The most noticeable feature of the fort is the circular keep. This was modeled on the reduit de surete of the Lunette d'Arçon, and it also bears similarities to the tour-reduits built in Malta in the early 18th century (the only surviving example is Vendôme Tower). It had two rows of musketry loopholes, and its roof contained a parapet with four embrasures. The latter was replaced with a sloping parapet to mount a single gun in the 1860s.
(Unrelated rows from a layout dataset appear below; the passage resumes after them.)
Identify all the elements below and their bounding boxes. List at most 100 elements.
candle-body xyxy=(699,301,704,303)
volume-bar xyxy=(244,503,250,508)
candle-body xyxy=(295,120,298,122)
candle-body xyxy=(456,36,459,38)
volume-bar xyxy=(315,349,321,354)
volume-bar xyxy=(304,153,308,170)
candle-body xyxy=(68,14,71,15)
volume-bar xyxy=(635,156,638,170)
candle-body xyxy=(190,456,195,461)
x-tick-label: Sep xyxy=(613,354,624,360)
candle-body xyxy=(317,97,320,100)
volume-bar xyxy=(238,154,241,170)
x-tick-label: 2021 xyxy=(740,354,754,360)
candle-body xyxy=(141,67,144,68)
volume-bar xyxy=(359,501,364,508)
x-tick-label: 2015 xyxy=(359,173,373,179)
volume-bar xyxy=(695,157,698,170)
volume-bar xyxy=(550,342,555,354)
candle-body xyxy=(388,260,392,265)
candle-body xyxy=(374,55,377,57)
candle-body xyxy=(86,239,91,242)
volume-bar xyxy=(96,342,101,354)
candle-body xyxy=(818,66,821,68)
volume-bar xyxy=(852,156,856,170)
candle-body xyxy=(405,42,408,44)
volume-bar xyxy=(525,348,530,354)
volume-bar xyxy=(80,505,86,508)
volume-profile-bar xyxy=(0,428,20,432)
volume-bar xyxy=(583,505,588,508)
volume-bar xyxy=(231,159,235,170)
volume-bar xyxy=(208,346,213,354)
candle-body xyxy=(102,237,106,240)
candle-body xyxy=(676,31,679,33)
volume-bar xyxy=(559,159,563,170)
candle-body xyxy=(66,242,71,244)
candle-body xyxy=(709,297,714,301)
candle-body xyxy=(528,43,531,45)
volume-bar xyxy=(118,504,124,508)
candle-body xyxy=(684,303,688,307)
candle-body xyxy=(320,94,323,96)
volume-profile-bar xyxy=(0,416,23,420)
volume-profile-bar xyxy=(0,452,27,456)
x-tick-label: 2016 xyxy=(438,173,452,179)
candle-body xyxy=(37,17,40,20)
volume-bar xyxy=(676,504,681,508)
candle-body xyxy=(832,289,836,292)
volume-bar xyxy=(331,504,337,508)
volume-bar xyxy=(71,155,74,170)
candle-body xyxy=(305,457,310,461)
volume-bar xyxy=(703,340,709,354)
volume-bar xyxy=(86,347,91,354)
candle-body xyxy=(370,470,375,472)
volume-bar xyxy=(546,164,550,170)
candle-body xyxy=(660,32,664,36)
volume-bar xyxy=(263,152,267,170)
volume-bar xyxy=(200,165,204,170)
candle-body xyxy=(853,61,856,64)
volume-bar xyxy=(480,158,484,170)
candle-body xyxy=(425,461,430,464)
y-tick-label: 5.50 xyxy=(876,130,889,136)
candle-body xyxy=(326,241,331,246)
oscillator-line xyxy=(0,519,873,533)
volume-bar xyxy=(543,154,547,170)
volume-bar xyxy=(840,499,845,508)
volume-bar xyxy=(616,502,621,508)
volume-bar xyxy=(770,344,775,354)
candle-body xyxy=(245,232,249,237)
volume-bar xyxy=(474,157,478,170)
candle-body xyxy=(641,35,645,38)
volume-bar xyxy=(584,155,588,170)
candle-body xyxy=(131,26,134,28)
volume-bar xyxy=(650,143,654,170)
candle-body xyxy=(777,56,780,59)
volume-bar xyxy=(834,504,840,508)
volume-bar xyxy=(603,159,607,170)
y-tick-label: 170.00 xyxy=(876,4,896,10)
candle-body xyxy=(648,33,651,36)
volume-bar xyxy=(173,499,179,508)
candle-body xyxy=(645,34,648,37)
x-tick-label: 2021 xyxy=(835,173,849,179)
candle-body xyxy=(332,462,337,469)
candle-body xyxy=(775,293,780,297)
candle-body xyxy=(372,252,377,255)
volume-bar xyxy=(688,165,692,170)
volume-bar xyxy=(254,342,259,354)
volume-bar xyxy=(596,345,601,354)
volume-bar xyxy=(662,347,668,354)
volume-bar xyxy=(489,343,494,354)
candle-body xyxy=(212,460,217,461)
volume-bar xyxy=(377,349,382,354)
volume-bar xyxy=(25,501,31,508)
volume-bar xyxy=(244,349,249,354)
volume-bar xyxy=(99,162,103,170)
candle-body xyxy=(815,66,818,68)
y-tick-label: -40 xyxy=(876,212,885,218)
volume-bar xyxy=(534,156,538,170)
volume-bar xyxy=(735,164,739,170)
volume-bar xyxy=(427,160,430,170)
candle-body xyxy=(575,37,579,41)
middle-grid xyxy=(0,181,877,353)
The keep also contains the main gate, above which is a commemorative plaque.

The main body of the fort consisted of a diamond-shaped structure made up of two flanks and two faces. The two faces and the right flank originally had embrasures, but they were dismantled in the late 19th century by the British. A blockhouse, with courtyards on either side, was located in the centre of the fort.

The main structure and the keep were surrounded by a ditch, which had three counterscarp musketry galleries. These were also significantly altered by the British.

The British also built three emplacements for breech-loading (BL) guns on the fort's glacis.

==Tignè Tunnels==
Underneath the fort there is a maze of tunnels stretching for kilometres. These where dug before World War II by hand.